Laureato in Beni Culturali con un master in Storia dell'Arte all'Università Cattolica di Milano, aveva iniziato a fotografare solo in età adulta, conquistando subito riconoscimenti prestigiosi: il Canon Young Photographer Award nel 2007, l'ICP Infinity Award nel 2010, il World Press Photo Award nel 2011. Un percorso folgorante che lo aveva portato a esporre in istituzioni come LACMA, MoMA e Vitra Museum il suo sguardo "profondamente rispettoso e partecipe" che non impone interpretazioni ma lascia emergere la complessità e i paradossi dei fenomeni documentati.

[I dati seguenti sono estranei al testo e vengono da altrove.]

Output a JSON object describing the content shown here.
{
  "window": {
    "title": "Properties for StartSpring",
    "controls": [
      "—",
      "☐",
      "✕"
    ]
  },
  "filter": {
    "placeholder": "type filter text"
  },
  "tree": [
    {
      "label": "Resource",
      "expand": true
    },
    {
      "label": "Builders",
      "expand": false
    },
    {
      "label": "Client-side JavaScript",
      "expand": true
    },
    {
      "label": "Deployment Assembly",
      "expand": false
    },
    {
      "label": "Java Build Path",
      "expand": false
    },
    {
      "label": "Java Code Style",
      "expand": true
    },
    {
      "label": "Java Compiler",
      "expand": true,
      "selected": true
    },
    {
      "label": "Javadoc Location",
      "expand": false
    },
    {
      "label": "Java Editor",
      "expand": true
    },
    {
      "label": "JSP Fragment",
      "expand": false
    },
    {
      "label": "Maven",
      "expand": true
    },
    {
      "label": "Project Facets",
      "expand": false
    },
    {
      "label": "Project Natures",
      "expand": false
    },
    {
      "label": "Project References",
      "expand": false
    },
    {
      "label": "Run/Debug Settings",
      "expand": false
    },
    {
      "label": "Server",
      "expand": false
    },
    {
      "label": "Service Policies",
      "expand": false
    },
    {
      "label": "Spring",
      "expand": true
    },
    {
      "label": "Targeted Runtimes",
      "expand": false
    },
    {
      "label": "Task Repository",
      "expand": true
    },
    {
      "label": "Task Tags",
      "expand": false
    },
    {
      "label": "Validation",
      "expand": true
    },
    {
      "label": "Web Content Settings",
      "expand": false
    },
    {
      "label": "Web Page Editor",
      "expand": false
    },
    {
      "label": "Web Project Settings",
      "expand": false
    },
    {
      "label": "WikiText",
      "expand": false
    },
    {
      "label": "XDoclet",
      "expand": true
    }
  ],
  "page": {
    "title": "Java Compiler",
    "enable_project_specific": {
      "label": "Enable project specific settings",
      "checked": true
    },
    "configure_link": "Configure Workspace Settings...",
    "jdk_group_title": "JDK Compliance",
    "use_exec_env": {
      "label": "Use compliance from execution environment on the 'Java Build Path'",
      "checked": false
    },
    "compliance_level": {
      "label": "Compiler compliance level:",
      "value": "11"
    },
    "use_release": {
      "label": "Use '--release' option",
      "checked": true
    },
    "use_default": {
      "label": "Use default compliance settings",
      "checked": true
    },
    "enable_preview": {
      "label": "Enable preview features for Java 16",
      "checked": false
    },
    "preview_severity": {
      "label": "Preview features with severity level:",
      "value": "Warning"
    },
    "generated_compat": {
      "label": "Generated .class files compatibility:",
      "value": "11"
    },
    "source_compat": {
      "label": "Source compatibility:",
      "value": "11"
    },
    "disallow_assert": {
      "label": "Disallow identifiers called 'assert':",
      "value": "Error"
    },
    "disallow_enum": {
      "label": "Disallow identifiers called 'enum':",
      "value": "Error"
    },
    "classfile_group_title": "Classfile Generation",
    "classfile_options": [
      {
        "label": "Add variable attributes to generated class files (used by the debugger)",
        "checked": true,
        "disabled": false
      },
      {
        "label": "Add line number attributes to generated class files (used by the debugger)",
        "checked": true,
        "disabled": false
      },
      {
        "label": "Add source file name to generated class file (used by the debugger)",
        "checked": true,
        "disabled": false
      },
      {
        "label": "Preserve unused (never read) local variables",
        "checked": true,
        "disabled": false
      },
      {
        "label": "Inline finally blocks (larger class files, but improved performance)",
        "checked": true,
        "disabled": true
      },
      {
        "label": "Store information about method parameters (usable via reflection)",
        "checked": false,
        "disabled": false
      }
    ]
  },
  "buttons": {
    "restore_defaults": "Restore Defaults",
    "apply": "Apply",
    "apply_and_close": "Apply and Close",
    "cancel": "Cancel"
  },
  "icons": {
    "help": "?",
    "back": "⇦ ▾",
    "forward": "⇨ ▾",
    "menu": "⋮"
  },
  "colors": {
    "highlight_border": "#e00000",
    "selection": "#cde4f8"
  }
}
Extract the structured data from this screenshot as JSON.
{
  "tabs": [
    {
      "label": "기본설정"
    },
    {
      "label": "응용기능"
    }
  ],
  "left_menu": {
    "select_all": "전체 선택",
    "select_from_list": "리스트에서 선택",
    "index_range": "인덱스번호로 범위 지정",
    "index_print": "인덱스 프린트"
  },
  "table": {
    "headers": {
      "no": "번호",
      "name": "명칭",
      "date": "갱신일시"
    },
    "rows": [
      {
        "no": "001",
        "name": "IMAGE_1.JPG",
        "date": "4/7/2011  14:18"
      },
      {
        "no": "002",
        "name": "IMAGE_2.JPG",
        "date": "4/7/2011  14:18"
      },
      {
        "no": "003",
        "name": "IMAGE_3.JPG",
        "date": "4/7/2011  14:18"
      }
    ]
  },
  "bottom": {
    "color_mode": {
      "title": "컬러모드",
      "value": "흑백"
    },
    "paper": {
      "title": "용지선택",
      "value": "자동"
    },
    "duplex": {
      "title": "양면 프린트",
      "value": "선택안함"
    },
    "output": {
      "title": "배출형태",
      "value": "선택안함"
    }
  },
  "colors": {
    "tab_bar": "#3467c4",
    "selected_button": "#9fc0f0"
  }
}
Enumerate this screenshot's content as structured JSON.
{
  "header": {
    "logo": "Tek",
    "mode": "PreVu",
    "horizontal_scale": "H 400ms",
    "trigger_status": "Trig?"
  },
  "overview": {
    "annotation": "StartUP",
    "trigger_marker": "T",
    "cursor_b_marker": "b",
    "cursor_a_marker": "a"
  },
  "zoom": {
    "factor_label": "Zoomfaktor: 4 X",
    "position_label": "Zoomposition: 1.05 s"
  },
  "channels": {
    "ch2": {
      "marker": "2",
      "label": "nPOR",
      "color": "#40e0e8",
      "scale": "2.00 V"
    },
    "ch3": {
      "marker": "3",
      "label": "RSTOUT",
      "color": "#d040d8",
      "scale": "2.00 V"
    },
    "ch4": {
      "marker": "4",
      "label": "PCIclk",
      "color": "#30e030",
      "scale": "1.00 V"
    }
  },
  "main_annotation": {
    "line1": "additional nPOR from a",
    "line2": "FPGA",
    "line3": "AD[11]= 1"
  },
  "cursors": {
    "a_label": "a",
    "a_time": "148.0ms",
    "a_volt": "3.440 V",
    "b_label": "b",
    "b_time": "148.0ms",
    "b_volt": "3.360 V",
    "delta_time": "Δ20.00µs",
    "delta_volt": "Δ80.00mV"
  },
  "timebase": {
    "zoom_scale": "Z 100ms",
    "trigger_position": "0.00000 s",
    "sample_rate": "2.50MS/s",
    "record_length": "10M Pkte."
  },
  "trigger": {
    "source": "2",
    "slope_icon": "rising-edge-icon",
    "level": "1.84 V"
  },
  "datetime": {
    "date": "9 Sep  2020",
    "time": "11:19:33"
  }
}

La scelta di portare la mostra a Trento non è casuale. Il Trentino aveva accolto la famiglia di Tamagni per lunghi periodi, diventando una seconda casa per il fotografo milanese. Parallelamente a Dakar, una delle sue destinazioni lavorative predilette, si svolge una mostra gemella tra il Museo Théodore Monod d'Art Africain e l'Istituto Italiano di Cultura. Un doppio omaggio che riflette la duplice anima di un artista capace di muoversi con identica agilità tra le montagne del Bleggio e le metropoli internazionali, sempre alla ricerca di quella "comunità di spiriti affini" che emerge dalle sue fotografie più riuscite.
Oggi, quando il mondo della moda ha finalmente iniziato ad "allargare l'inquadratura" - per usare le parole di Bardelli Nonino - il lavoro di Tamagni assume una valenza profetica. Le sue immagini continuano a circolare sui social, a ispirare nuove collezioni, a comparire nelle retrospettive più importanti. E soprattutto continuano a raccontare una verità fondamentale: che la moda, quando è autentica, non è mai solo una questione di abiti.
La Daniele Tamagni Foundation, istituita dopo la sua scomparsa, porta avanti questa eredità sostenendo giovani fotografi africani attraverso il Daniele Tamagni Grant. Un modo per assicurare che quello sguardo rivoluzionario continui a trovare nuove voci, nuovi interpreti e nuove storie da raccontare. Perché, come suggerisce il titolo della mostra, per Tamagni lo stile era davvero vita. E la vita, quando è vissuta con passione e autenticità, diventa inevitabilmente arte.